Hadley levantó una ceja, pero decidió no seguir hablando del tema. «Entonces, ¿cuándo estás libre?».
«Justo iba a eso…». Elissa comenzó a enumerar algunas fechas posibles.
«Además, consulta con Colleen. Su agenda está muy apretada, ya que es médica. Intentaré coordinarme con ella».
«No hay problema», Hadley se rió entre dientes. «Y si nuestras agendas no coinciden, siempre podemos ir por separado».
Charlaron un poco más antes de terminar la llamada.
Sin soltar el teléfono, Hadley se giró para mirar por la ventanilla del coche. Independientemente de las circunstancias, los preparativos de la boda debían continuar sin interrupción. Y lo más importante, tenía que desempeñar su papel a la perfección para que Eric no sospechara nada.
Elissa salió temprano, exactamente a las cuatro en punto.
Cuando salió del edificio, Sebastián ya la estaba esperando junto a la puerta.
«Señorita Holland, por favor, suba al coche», dijo, abriéndole la puerta.
—Gracias.
Sebastian se había encargado de recogerla durante los últimos días.
El coche se dirigió directamente a la escuela de Locke.

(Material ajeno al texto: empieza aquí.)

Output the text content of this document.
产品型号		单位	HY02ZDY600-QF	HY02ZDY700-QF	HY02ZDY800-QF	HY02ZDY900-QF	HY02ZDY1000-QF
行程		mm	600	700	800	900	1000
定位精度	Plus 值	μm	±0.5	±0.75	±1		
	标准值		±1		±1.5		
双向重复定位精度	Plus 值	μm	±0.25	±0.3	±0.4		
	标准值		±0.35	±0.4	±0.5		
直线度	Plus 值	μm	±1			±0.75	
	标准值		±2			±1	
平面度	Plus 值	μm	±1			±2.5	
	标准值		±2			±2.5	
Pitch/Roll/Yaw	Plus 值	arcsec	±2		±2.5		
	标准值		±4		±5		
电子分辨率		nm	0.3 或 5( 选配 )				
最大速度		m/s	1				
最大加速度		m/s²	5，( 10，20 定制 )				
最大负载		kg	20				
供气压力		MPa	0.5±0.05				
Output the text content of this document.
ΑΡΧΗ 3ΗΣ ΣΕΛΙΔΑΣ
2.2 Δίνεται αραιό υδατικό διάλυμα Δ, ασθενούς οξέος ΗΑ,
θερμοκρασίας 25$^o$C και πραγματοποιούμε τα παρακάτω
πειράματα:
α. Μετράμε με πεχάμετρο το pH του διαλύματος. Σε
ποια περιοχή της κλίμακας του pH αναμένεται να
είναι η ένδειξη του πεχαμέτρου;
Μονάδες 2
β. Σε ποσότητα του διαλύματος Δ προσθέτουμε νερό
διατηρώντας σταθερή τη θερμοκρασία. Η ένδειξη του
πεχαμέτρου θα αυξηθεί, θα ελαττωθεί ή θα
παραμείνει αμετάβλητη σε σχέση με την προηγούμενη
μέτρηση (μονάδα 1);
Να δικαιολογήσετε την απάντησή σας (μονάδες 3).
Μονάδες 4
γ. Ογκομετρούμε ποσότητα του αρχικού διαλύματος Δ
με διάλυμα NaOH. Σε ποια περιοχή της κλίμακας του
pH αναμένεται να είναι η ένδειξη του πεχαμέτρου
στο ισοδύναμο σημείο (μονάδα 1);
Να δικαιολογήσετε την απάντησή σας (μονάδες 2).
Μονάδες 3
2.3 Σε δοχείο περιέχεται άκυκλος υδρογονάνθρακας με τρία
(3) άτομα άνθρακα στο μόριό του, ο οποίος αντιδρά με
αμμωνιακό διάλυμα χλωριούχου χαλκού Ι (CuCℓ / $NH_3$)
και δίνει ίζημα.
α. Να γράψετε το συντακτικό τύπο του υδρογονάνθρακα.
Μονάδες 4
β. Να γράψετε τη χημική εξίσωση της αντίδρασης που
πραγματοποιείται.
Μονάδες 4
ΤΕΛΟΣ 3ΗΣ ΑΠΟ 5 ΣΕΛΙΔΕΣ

Ernest había estado dividido entre el trabajo y las visitas al hospital últimamente. Elissa se había encargado de recoger a Locke siempre que tenía tiempo libre y luego lo llevaba de vuelta a casa.
En la escuela, lo recogió sin ningún problema.
—¡Señorita Holland! —Locke corrió directamente hacia ella y la abrazó con fuerza—. ¿Podemos comer fuera hoy?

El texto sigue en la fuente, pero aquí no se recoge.